# SOLVED: Anyone out there who has actually played the NI S88 MKII and the StudioLogic SL88?



## PaulieDC (Feb 27, 2020)

I'm looking for feedback from anyone who has played the Native Instrument S88 MKII and the StudioLogic SL88. I'm back and forth on those two after a boatload of research. I have two things I'd like to know regarding the two different types of Fatar keybeds, since getting both of these side by side in a store to actually PLAY them is near impossible:

Which keyboard works better for also playing in string and brass and WW parts? I'm going to be fine with the piano action on either, I'm not a classically trained pianist, but I'm the guy you want if you're starting a Billy Joel or Elton John cover band, lol. So reasonable piano action is fine, I'm hoping to hear that one or the other works well for playing other instruments (percussion isn't a factor)
For playing particularly soft parts, either String instrument or piano, does either excel in range on the quiet end?
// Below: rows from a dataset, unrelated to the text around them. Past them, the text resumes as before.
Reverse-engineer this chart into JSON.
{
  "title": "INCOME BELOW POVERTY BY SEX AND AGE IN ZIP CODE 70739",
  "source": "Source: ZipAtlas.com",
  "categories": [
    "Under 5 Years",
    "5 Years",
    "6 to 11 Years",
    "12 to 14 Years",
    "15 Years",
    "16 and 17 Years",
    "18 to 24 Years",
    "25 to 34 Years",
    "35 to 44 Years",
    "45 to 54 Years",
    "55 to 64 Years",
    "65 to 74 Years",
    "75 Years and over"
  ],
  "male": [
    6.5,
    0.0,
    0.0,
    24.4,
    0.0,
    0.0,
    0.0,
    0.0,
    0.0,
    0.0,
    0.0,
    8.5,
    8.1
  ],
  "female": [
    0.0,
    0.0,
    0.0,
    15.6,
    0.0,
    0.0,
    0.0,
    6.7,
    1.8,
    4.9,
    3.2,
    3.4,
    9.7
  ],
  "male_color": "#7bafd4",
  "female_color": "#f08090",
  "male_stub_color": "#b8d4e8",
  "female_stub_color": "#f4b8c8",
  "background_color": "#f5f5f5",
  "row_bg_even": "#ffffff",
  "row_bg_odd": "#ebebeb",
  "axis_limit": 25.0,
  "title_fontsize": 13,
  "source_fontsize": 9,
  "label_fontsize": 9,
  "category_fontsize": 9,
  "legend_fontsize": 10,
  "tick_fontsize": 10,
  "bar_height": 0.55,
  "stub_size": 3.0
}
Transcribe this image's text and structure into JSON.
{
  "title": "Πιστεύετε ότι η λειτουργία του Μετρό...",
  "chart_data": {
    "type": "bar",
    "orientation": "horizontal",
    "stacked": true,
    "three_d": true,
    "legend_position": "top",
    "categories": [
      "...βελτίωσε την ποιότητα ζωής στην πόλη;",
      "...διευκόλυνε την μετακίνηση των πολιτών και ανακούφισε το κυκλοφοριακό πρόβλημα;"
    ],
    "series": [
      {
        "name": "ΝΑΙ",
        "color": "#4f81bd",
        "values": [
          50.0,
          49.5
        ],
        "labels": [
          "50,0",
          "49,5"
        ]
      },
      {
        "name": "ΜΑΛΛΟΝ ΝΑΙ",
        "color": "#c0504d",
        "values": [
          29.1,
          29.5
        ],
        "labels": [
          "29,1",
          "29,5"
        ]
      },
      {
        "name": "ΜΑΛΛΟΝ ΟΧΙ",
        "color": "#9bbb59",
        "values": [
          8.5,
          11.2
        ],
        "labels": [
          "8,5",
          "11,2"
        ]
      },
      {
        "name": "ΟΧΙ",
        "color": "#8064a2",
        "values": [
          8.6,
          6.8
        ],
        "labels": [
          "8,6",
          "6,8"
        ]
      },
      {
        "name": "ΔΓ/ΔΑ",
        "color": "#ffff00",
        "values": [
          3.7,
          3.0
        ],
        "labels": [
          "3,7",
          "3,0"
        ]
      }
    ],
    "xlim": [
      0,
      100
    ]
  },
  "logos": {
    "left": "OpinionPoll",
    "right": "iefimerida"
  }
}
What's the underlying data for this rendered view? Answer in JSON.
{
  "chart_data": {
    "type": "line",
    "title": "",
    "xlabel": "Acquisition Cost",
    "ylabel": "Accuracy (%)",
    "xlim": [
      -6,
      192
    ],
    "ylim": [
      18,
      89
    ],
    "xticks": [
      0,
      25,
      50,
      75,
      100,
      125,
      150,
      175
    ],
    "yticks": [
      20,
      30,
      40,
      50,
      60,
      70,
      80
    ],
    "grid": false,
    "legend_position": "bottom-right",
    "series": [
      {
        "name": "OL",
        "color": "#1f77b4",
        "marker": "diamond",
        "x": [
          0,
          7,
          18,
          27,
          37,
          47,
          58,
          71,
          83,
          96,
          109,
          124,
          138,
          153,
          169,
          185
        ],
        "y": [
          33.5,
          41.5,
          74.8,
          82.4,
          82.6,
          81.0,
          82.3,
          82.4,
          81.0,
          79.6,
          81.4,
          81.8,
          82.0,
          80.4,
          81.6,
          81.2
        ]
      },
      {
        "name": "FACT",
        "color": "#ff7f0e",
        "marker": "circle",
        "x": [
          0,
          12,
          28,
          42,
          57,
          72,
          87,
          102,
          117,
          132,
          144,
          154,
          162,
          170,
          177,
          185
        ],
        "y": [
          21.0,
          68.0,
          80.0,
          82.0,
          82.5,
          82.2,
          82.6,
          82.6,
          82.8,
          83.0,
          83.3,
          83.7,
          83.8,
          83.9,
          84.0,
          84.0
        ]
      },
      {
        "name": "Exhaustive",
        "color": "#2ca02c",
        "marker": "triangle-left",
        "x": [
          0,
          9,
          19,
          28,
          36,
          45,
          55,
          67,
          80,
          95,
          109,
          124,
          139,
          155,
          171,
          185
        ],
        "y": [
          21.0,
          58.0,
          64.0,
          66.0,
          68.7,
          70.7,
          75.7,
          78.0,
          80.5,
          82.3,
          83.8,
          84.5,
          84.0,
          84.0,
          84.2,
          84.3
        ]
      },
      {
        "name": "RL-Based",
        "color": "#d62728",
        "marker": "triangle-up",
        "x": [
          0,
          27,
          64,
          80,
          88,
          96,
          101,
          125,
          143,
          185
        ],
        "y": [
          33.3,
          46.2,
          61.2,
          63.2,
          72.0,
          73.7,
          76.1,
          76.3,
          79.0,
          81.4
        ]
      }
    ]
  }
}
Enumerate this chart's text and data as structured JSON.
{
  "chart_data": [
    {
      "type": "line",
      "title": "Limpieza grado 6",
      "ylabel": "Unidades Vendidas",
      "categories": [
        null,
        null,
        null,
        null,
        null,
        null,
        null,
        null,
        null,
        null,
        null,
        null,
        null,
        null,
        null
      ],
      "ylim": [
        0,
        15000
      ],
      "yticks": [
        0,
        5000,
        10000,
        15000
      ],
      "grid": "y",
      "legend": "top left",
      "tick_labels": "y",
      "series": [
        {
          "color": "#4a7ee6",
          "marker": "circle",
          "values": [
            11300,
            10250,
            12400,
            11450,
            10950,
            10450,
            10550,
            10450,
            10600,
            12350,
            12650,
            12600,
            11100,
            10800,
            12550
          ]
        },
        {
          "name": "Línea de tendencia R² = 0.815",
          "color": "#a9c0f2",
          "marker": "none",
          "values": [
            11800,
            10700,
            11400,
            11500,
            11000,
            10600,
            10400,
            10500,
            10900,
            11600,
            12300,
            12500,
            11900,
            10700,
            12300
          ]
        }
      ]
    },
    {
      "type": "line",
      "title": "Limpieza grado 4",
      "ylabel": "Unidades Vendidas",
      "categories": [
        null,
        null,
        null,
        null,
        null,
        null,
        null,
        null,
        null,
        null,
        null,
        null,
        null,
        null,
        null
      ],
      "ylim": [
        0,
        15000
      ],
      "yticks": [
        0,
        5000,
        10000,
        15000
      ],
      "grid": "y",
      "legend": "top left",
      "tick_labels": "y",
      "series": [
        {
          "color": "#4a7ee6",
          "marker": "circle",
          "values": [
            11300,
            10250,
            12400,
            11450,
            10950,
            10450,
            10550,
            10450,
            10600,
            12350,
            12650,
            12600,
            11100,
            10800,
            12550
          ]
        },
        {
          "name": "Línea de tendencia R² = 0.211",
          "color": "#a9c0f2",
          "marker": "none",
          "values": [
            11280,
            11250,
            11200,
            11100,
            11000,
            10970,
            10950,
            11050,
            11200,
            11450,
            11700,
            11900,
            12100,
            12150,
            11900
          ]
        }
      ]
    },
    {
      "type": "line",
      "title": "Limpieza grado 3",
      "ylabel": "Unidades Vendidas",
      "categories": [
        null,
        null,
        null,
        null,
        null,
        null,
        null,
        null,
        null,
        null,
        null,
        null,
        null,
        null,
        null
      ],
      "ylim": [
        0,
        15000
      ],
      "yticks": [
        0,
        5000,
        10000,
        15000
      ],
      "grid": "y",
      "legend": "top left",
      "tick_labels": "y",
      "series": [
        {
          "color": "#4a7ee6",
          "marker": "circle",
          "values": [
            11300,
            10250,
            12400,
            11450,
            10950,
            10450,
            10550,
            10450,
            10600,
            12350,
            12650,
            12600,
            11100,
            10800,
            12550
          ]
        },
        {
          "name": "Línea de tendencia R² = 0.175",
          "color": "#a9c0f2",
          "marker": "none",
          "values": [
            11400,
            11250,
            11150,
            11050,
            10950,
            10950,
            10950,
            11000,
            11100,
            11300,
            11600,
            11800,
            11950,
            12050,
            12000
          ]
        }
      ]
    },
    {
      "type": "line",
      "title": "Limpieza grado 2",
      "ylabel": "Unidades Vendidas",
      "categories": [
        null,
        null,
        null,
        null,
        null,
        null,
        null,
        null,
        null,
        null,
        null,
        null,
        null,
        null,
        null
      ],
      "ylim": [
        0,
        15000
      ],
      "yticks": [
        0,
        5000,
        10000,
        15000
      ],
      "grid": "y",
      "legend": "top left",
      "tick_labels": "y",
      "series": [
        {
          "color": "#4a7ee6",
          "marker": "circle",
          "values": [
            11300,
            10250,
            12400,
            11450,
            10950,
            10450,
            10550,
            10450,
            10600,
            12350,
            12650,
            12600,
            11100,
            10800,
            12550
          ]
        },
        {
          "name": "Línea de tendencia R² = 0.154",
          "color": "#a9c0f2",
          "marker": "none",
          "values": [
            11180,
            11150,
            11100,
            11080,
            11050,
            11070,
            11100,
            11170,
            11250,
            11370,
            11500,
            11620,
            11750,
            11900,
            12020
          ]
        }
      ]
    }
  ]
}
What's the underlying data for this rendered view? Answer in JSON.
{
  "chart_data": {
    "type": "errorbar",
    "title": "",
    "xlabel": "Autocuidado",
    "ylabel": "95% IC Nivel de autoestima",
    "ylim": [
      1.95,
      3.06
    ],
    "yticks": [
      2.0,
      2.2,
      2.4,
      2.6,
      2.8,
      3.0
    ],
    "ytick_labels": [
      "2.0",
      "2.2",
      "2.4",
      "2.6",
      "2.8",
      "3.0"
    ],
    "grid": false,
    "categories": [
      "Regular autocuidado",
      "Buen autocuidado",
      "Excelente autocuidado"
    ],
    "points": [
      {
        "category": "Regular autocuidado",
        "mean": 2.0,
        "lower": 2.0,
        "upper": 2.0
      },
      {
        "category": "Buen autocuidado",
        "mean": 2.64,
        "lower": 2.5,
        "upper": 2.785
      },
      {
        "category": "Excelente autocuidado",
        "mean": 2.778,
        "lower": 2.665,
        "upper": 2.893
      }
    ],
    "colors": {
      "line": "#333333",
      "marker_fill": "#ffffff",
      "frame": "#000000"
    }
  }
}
The StudioLogic boasts a 3-point contact and the keyboard guru at Sweetwater really likes how you can go from near silent to loud. Let's say the NI is better at #1 above, how much worse is it compared to the SL88 for this feature?
I don't care about any other features like drum pads or joysticks vs wheels or LCD screens etc etc, and size and weight are irrelevant, really I'm after someone's take on feel for all instruments and range sensitivity.

Thanks!


----------



## brojd (Feb 28, 2020)

I swapped out my main 88 key controller somewhat recently and tried several options (the two you are interested in included)

If you are considering the SL88 Studio I’d say it’s a matter of personal preference (I would have chosen the Native Instruments S88 in that case)
The key action is good on both, but the other features on the Native would have been more useful for me.

But, if you are considering the SL88 Grand I’d pick that one (I got one for myself)
The action is excellent, and a noticable step better on controlling fast repeating notes and getting the ”right feel” with velocity no matter if it was a piano, string or a synth patch I was playing.

I also really liked the Kawai stage pianos/controllers (VPC and MP series) Roland RD-2000 and the Nord Grand quite a bit, but they’re all stage pianos except for the VPC)

I’m very happy with my SL88 Grand anyway.


----------



## BassClef (Feb 28, 2020)

...never tried the S88... not a pianist (actually a French Horn player) but still wanted to step up to 88 WEIGHTED keys from my Nektar Panorama P6. I wanted 1) closer to a piano "feel" 2) to avoid constantly transposing the 61 up or down an octave 3) to help me improve my piano playing 4) better "touch" for getting consistent dynamics as in soft to loud, which is harder on a semi-weighted key bed. I tried the SL88Studio (I believe the same keybed as the NI S88) but felt it required to much pressure compared to my actual grand piano. I returned it to Sweetwater and got the SL88Grand. It's still a little firmer than my actual grand piano but I like it better than the Studio. I can't play anything fast, so when necessary I just slow down my DAW and record that way. I added the StudioLogic Mixface. So for $100 more than S88 ($900 + $250) I got a better keybed and mixer.


----------



## PaulieDC (Feb 28, 2020)

brojd said:


> But, if you are considering the SL88 Grand I’d pick that one (I got one for myself)
> The action is excellent, and a noticable step better on controlling fast repeating notes and getting the ”right feel” with velocity no matter if it was a piano, string or a synth patch I was playing.





BassClef said:


> I tried the SL88Studio (I believe the same keybed as the NI S88) but felt it required to much pressure compared to my actual grand piano. I returned it to Sweetwater and got the SL88Grand. It's still a little firmer than my actual grand piano but I like it better than the Studio.



Ba Da BING, that's what I was looking for, thanks! I was already stuck on the SL88, I really was trying to sift out the NI S88, making sure it wasn't SO superior with the different Fatar keybed for playing in other instruments that it should been considered, if that makes sense. Definitely don't need the lighted keys or LED library control screen or a bazillion knobs or any wheels, just a slim 88 controller with a great keybed. Italian design doesn't hurt either, lol. Now I'm 100% sure. Whenever the budget allows.

Thanks Brojd! And BassClef, you did it again... helped me make up my mind so I could spend more money. What distributor do you work for??


----------



## brojd (Feb 28, 2020)

PaulieDC said:


> Thanks Brojd! And BassClef, you did it again... helped me make up my mind so I could spend more money. What distributor do you work for??



Used to deal for Pablo Escobar, these days I’m a freelancer 😈


----------



## BassClef (Feb 28, 2020)

I too freelance, so just send me my $75 commission!


----------



## Fleer (Feb 28, 2020)

I finally decided to order the new Roland RD-88 stage piano. It’s got the tried and tested PHA-4 action (as in the FP-60/30/10) with dedicated CC controller wheels and even over 3000 sounds of the latest Zen-Core variety plus speakers and Apple Mainstage compatibility, at $1000 street.


----------



## PaulieDC (Feb 9, 2021)

A year later and after owning it for 4 months, 100% happy with the SL88 Grand. It IS like a new baseball mitt, you have to work it in and especially spend time creating the velocity curve that works for you. Since I have no clue what the actual best procedure is I'm still happily pursuing that dream.


----------